At the 2010 WSOP Main Event, Friedman was involved in another incident, this time involving Ted Bort, in which Friedman had a controversial call with the clock ruled in his favor. On a board of 6s Js 9h, 5d 2c Bort had shoved on the river after leading out on the flop and turn and being called by Friedman. Bort had called the clock on Friedman, with Bort saying "I only wanted some of your chips, not all of them". After the floor had begun the final 10-second count and got between 1 and 0, Friedman has said "Call", however, the floor had declared the hand dead. At the same time, Bort showed Jd 9c for a flopped 2 pair. Friedman released his hand without argument and let the floor declare the action dead and void, indicating that Friedman was indeed beat by top 2 pairs. Other players on the table immediately argued that Friedman had made the call in time and that the hand is live, including Chicago poker player Mike Mustafa. A floor supervisor was called over and had enforced the original ruling, stating that "If the guy wanted to make a decision he could have made it at 5, he gave him to 0, it's a dead hand". In later interviews, Friedman had stated that the reason he called at 0 was that while he believed Bort had a strong hand, he did not know what Bort considered a strong hand to be and therefore was indecisive about his two pairs. Friedman had also confirmed that if he had a winning hand he would have argued the point that he called at 0, but since the ruling stated it was dead at 1 he left it alone to keep himself in the tournament. He made it through Day 2, but was ultimately eliminated early on Day 3, thus failing to cash.

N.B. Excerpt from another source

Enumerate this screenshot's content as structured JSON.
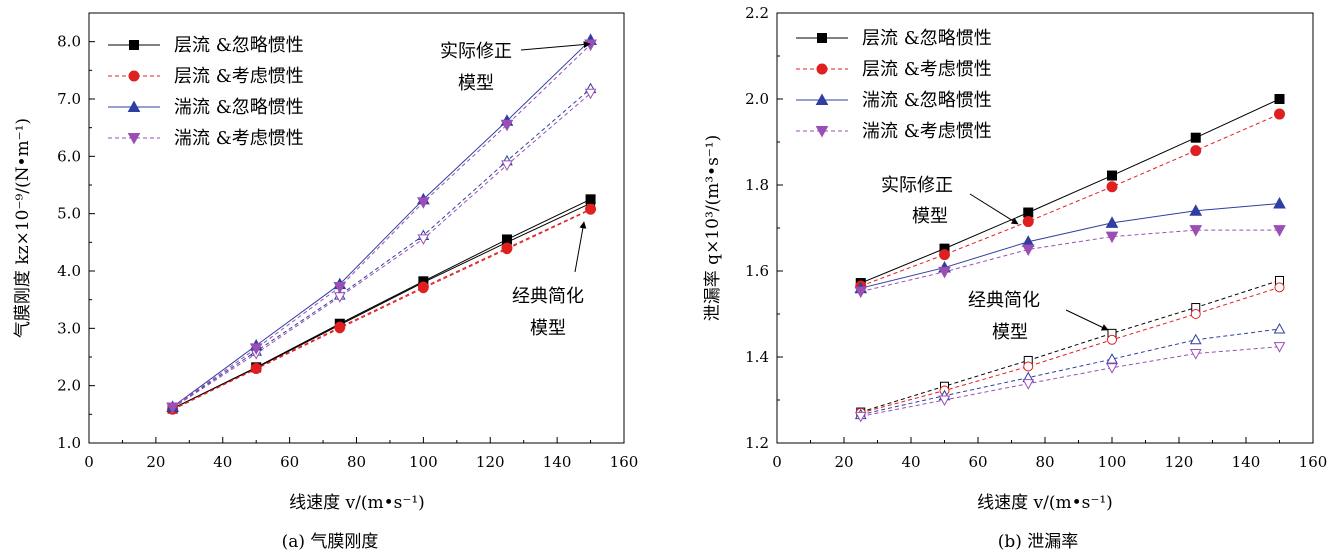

As of 2023, Friedman's total live tournament winnings exceed $2,500,000. His 5 cashes as the WSOP account for $713,372 of those winnings. Friedman was an ethnic studies major at UC Berkeley. It was there that he played a lot of poker for the first time. At the Oaks Club, Friedman honed his game at the $15–$30 limit hold'em table, before switching to the no limit game at the Lucky Chances casino. Friedman's usual online limits are $25–$50 and $50–$100 no-limit hold'em and pot-limit Omaha games.

Friedman is also well known on internet poker message boards for his raps. He has rapped for ESPN for a "The Nuts" segment at the WSOP circuit event at Harrah's Rincon in 2005, the Main Event in the 2006 World Series of Poker, and also for the poker website RakeBreak.

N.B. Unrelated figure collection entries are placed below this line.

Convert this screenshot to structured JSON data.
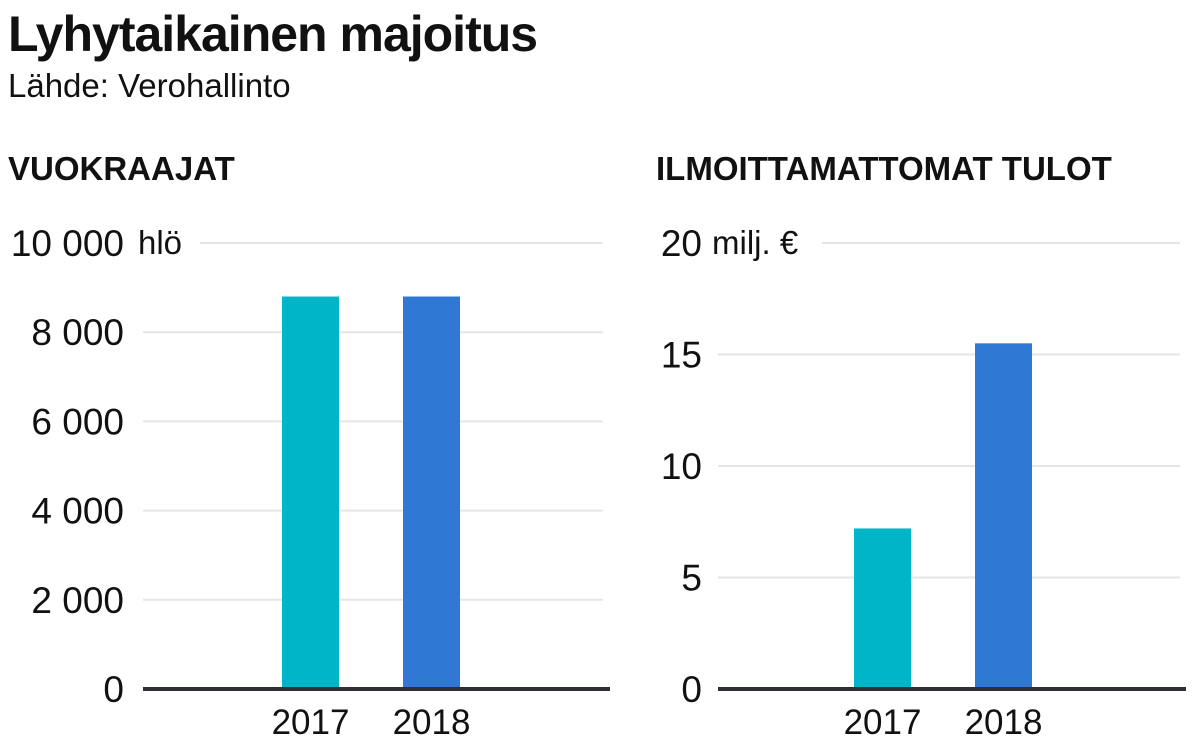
{
  "title": "Lyhytaikainen majoitus",
  "source": "Lähde: Verohallinto",
  "colors": {
    "2017": "#00b5c8",
    "2018": "#2f78d4"
  },
  "chart_data": [
    {
      "type": "bar",
      "title": "VUOKRAAJAT",
      "unit": "hlö",
      "categories": [
        "2017",
        "2018"
      ],
      "values": [
        8800,
        8800
      ],
      "ylim": [
        0,
        10000
      ],
      "yticks": [
        0,
        2000,
        4000,
        6000,
        8000,
        10000
      ],
      "ytick_labels": [
        "0",
        "2 000",
        "4 000",
        "6 000",
        "8 000",
        "10 000"
      ],
      "grid": true
    },
    {
      "type": "bar",
      "title": "ILMOITTAMATTOMAT TULOT",
      "unit": "milj. €",
      "categories": [
        "2017",
        "2018"
      ],
      "values": [
        7.2,
        15.5
      ],
      "ylim": [
        0,
        20
      ],
      "yticks": [
        0,
        5,
        10,
        15,
        20
      ],
      "ytick_labels": [
        "0",
        "5",
        "10",
        "15",
        "20"
      ],
      "grid": true
    }
  ]
}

In August 2009, Friedman won the WPT Legends of Poker event for $1,000,900. He defeated 2009 WSOP Main Event "November Niner" Kevin Schaffel heads up.

When Ultimate Bet was involved in a major cheating scandal prior to 2008, Friedman was one of the biggest victims having lost millions of dollars. After rumors started to surface, in December 2010, that Friedman would be signing with UB, many people in the poker community criticized Friedman. When asked how he could sign with a poker site where he was cheated out of millions, Friedman said, "I feel like they took care of me after the scandal. I feel like they didn’t have to pay people back and they did. It was amazing to find out I was going to get a chunk of money back. I have a good relationship with their team and their management and I feel like this is a totally different UB than anything associated with the scandal."

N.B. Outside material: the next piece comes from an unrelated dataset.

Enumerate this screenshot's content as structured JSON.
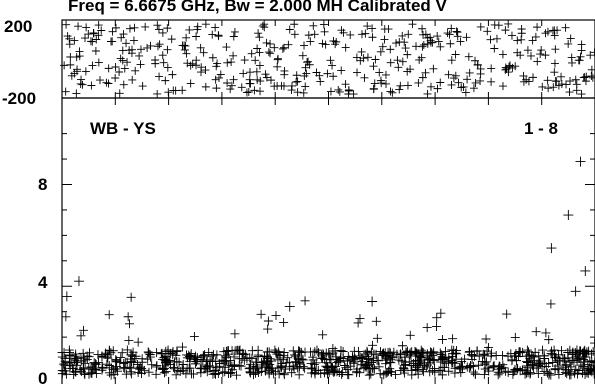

On May 9, 2011, Friedman and ten other U.S. sponsored professionals were informed by UltimateBet's parent company that their contracts had been terminated.

==Personal life==
He got engaged to Dee Luong, a fellow poker player, in 2002 and later married her within the year. They divorced in 2013 over a decade later after a high-profile divorce trial.

Friedman is a vegan.

Prahlad Friedman did his major in ethnic studies at the University of California, Berkeley, where he started playing poker for the first time.